Und das zum vierten mal gesungene „Ruf uns aus den Toten, lass uns auferstehen" hat jetzt schon etwas vertraut Tröstliches. Im 5. Vers werden wir an unseren Umgang mit der Erde erinnert, indem vom Abgrund geredet wird; aber wiederum behält die vertrauende Bitte das letzte Wort. Der letzte Vers nimmt das Bild des ersten wieder auf und rundet den Trost ab mit der Bitte „lass uns auferstehen", was hier durchaus auch als ein „Aufstehen vom Schlaf" verstanden werden kann. Die große poetische Kraft des Erstdichters wie auch die des Nachdichters haben uns ein schönes, wahres und zugleich tief nachzuempfindendes Lied geschenkt.
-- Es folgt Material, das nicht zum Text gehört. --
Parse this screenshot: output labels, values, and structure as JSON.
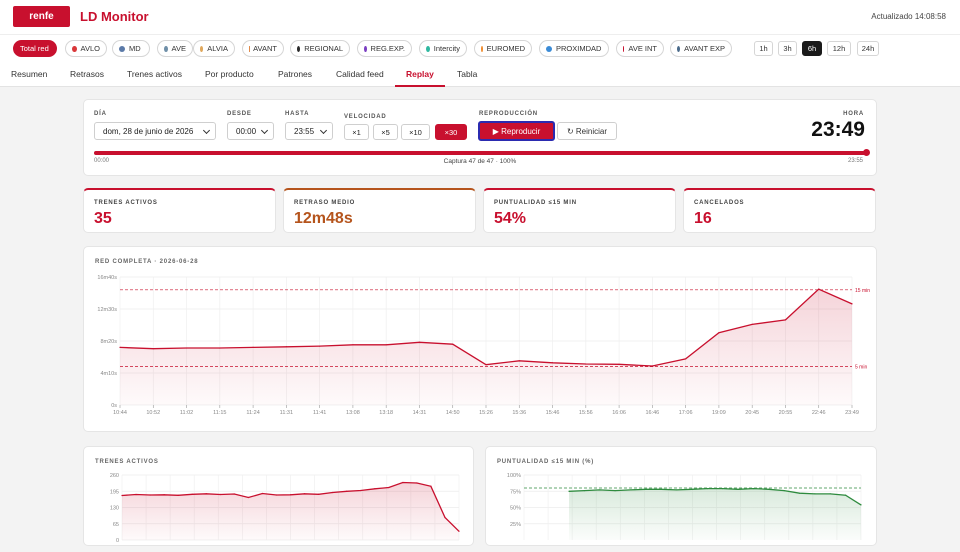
{
  "header": {
    "logo": "renfe",
    "title": "LD Monitor",
    "updated": "Actualizado 14:08:58"
  },
  "filters": [
    {
      "label": "Total red",
      "color": "",
      "active": true
    },
    {
      "label": "AVLO",
      "color": "#d9383a"
    },
    {
      "label": "MD",
      "color": "#5b7aa8"
    },
    {
      "label": "AVE",
      "color": "#6f8fa8"
    },
    {
      "label": "ALVIA",
      "color": "#e0a85c"
    },
    {
      "label": "AVANT",
      "color": "#e08a4a"
    },
    {
      "label": "REGIONAL",
      "color": "#2b2b2b"
    },
    {
      "label": "REG.EXP.",
      "color": "#7b3fc2"
    },
    {
      "label": "Intercity",
      "color": "#2fb8a0"
    },
    {
      "label": "EUROMED",
      "color": "#f08a2a"
    },
    {
      "label": "PROXIMDAD",
      "color": "#3b8bd6"
    },
    {
      "label": "AVE INT",
      "color": "#c8102e"
    },
    {
      "label": "AVANT EXP",
      "color": "#4a6a8a"
    }
  ],
  "hours": [
    {
      "label": "1h"
    },
    {
      "label": "3h"
    },
    {
      "label": "6h",
      "active": true
    },
    {
      "label": "12h"
    },
    {
      "label": "24h"
    }
  ],
  "tabs": [
    {
      "label": "Resumen"
    },
    {
      "label": "Retrasos"
    },
    {
      "label": "Trenes activos"
    },
    {
      "label": "Por producto"
    },
    {
      "label": "Patrones"
    },
    {
      "label": "Calidad feed"
    },
    {
      "label": "Replay",
      "active": true
    },
    {
      "label": "Tabla"
    }
  ],
  "replay": {
    "day_label": "DÍA",
    "day_value": "dom, 28 de junio de 2026",
    "from_label": "DESDE",
    "from_value": "00:00",
    "to_label": "HASTA",
    "to_value": "23:55",
    "speed_label": "VELOCIDAD",
    "speeds": [
      "×1",
      "×5",
      "×10",
      "×30"
    ],
    "speed_active": 3,
    "playback_label": "REPRODUCCIÓN",
    "play": "▶ Reproducir",
    "reset": "↻ Reiniciar",
    "clock_label": "HORA",
    "clock": "23:49",
    "progress": 1.0,
    "start": "00:00",
    "end": "23:55",
    "capture": "Captura 47 de 47 · 100%"
  },
  "kpis": [
    {
      "label": "TRENES ACTIVOS",
      "value": "35",
      "color": "#c8102e"
    },
    {
      "label": "RETRASO MEDIO",
      "value": "12m48s",
      "color": "#b5541c"
    },
    {
      "label": "PUNTUALIDAD ≤15 MIN",
      "value": "54%",
      "color": "#c8102e"
    },
    {
      "label": "CANCELADOS",
      "value": "16",
      "color": "#c8102e"
    }
  ],
  "chart_data": [
    {
      "type": "area",
      "title": "RED COMPLETA · 2026-06-28",
      "y_ticks": [
        "0s",
        "4m10s",
        "8m20s",
        "12m30s",
        "16m40s"
      ],
      "ylim": [
        0,
        1000
      ],
      "x": [
        "10:44",
        "10:52",
        "11:02",
        "11:15",
        "11:24",
        "11:31",
        "11:41",
        "13:08",
        "13:18",
        "14:31",
        "14:50",
        "15:26",
        "15:36",
        "15:46",
        "15:56",
        "16:06",
        "16:46",
        "17:06",
        "19:09",
        "20:45",
        "20:55",
        "22:46",
        "23:49"
      ],
      "x_ticks": [
        "10:44",
        "10:52",
        "11:02",
        "11:15",
        "11:24",
        "11:31",
        "11:41",
        "13:08",
        "13:18",
        "14:31",
        "14:50",
        "15:26",
        "15:36",
        "15:46",
        "15:56",
        "16:06",
        "16:46",
        "17:06",
        "19:09",
        "20:45",
        "20:55",
        "22:46",
        "23:49"
      ],
      "values": [
        450,
        440,
        445,
        445,
        450,
        455,
        460,
        470,
        470,
        490,
        475,
        315,
        345,
        330,
        320,
        318,
        305,
        360,
        565,
        630,
        665,
        905,
        790
      ],
      "ref_lines": [
        {
          "value": 900,
          "label": "15 min"
        },
        {
          "value": 300,
          "label": "5 min"
        }
      ],
      "color": "#c8102e"
    },
    {
      "type": "area",
      "title": "TRENES ACTIVOS",
      "y_ticks": [
        "0",
        "65",
        "130",
        "195",
        "260"
      ],
      "ylim": [
        0,
        260
      ],
      "values": [
        178,
        182,
        180,
        181,
        179,
        183,
        185,
        182,
        184,
        170,
        186,
        180,
        181,
        185,
        183,
        190,
        195,
        198,
        205,
        210,
        230,
        228,
        215,
        90,
        35
      ],
      "color": "#c8102e"
    },
    {
      "type": "area",
      "title": "PUNTUALIDAD ≤15 MIN (%)",
      "y_ticks": [
        "25%",
        "50%",
        "75%",
        "100%"
      ],
      "ylim": [
        0,
        100
      ],
      "values": [
        75,
        76,
        77,
        76,
        77,
        78,
        78,
        77,
        78,
        79,
        79,
        78,
        79,
        78,
        76,
        72,
        71,
        71,
        69,
        54
      ],
      "ref_value": 80,
      "color": "#2e8b3e"
    }
  ]
}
Dass die Melodie aus einem Wettbewerb hervorgegangen ist, den ein belgischer katholischer Priester und Musikdozent gewonnen hat, hat sicher dazu beigetragen, dass es nun auch in katholischen Gesangbüchern steht.

Adolf Schmitt

Wer ist konfessionell mit uns verwandt?

Die Mennoniten

In manchen Gegenden Deutschlands kennt man den Namen dieser Mitchristen gar nicht, in anderen lebt man mit ihnen Tür an Tür.

Ihren Namen haben diese Evangelischen vom Niederländer Menno Simons (1496-1561), der als ehemaliger katholischer Priester sich der Täuferbewegung angeschlossen hatte und in West -und Ostfriesland, am unteren Rhein, an der Ostsee und in Holstein wirkte.
Die Gemeinden verwarfen die Kindertaufe und den Eid, lebten aber ansonsten sehr streng nach reformierter Tradition und versuchten friedliche und gute Menschen zu sein.

Sie wurden verfolgt und getötet, erhielten in Holland 1572, in der Schweiz, einigen norddeutschen Städten und der Pfalz Duldung. Später wanderten viele nach Ostpreußen und bildeten dort größere Gemeinden. Auch Holländer wanderten nach Ostpreußen, was dort lange an holländischen Namen erkennbar war, und von dort zogen einige später nach Amerika. Nach dem dreißigjährigen Krieg besiedelten Mennoniten aus der Schweiz im deutschen Südwesten insbesondere abseits liegende, verwaiste Bauernhöfe. Mennoniten sind wie eine große Familie - auch weil viele miteinander verwandt sind.

Auswanderung nach Russland brachte es mit sich, dass unter den Rückwanderern nach Deutschland auch Mennoniten sind. Größere Mennonitengemeinden gibt es in Pennsylvania und in Paraguay.

In Europa sind es noch rund 62 000, in Deutschland allein 40 000, weltweit rund zwei Millionen, auch einige in Afrika. Zu ihrem Glauben zählt die Ablehnung autoritärer Strukturen in Kirche und Staat. Sie organisieren sich in Einzelgemeinden, lehnen den Eid und den Wehrdienst ab und kennen nur die Erwachsenentaufe, zu der sie sich im Alter von 16 Jahren entscheiden. Sie versuchen in Jugendgruppen die Jugendlichen aus den Mennonitenfamilien zusammenzubringen und kennen sowohl Prediger, die Theologie studiert haben als auch gestandene Handwerksmeister, die in dreijährigen Kursen auf den Pfaudienst vorbereitet werden, ihn einige Jahre ausfüllen und dann wieder in den Beruf einsteigen.

Wo es Mennonitengemeinden gibt, ist die Zusammenarbeit mit landeskirchlichen evangelischen Gemeinden gut, aber sie sind auch immer ein Grund für Kirchenmitglieder über das eigene Christsein nachzudenken, denn diese Gemeinden finanzieren ihre Arbeit aus freiwilligen Mitgliedsbeiträgen, weil sie keine Kirchensteuern kennen. Dass ihre Gottesdiensträume schlicht gestaltet sind, versteht sich von selbst, denn die reformierte Tradition konzentriert alles auf das auszulegende Bibelwort.